Massimo ha cercato nuovi contatti anche in rete: «Mi sono iscritto al gruppo Facebook degli stomizzati e mi sono reso conto di quante situazioni diverse esistano in Italia in quest’ambito. Noi bergamaschi siamo fortunati, c’è una maggiore sensibilità alle nostre esigenze rispetto ad altre città e regioni. L’associazione si sta impegnando ora perché siano realizzati alcuni servizi igienici attrezzati anche all’aeroporto, un elemento non trascurabile per la tranquillità dei viaggiatori che si trovano in questa condizione».

Teatro e musica lirica

Appassionato di teatro e di musica lirica, Massimo è tornato alle attività abituali, che aveva dovuto sospendere nei periodi peggiori di malattia: «Faccio parte del gruppo Magico Baule di Grumello, sul palco interpreto soprattutto ruoli comici e mi rende felice far sorridere gli spettatori, procurando loro momenti di leggerezza e buonumore.

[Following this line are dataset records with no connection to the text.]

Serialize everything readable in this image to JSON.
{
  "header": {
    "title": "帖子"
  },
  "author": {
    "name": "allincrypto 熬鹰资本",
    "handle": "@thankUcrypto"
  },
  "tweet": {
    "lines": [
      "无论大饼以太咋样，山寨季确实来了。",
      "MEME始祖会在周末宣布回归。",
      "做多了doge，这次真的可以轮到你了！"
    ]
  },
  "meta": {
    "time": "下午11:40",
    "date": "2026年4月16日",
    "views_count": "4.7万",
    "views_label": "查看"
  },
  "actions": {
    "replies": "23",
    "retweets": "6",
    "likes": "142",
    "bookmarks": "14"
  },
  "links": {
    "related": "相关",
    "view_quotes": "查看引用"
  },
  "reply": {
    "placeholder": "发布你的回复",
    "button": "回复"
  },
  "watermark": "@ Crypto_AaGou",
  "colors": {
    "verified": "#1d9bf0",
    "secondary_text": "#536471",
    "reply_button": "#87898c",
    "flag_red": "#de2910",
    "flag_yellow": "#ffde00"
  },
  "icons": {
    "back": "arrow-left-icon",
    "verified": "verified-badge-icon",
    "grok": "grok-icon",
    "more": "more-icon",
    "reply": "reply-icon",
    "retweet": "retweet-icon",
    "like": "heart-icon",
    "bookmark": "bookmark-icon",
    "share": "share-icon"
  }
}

Negli ultimi quindici anni mi sono appassionato anche alla lirica e ho iniziato a prendere lezioni di canto. Sono un tenore, amo la musica sacra e canto in un coro locale di Tagliuno».

Il periodo della malattia gli ha regalato una nuova prospettiva sulla vita: «Prima in casa parlavamo poco, in questo periodo è cresciuta la confidenza tra noi. Ho imparato a comunicare emozioni che prima tenevo per me, ad ascoltare con più attenzione e a essere grato per l’affetto che mi viene donato. Gli anni di sofferenza intensa mi hanno impartito grandi lezioni di vita. Anche per questo sento un grande desiderio di restituire ciò che ho ricevuto impegnandomi nel volontariato, aiutando persone in difficoltà. Penso di avere ancora molto da offrire». Come le sue orchidee, è stato a un passo dalla morte per rinascere: «Il primo gennaio di quest’anno ne sono rifiorite tre tutte insieme e non era mai successo. Per me è stato davvero un bellissimo segno di rinascita».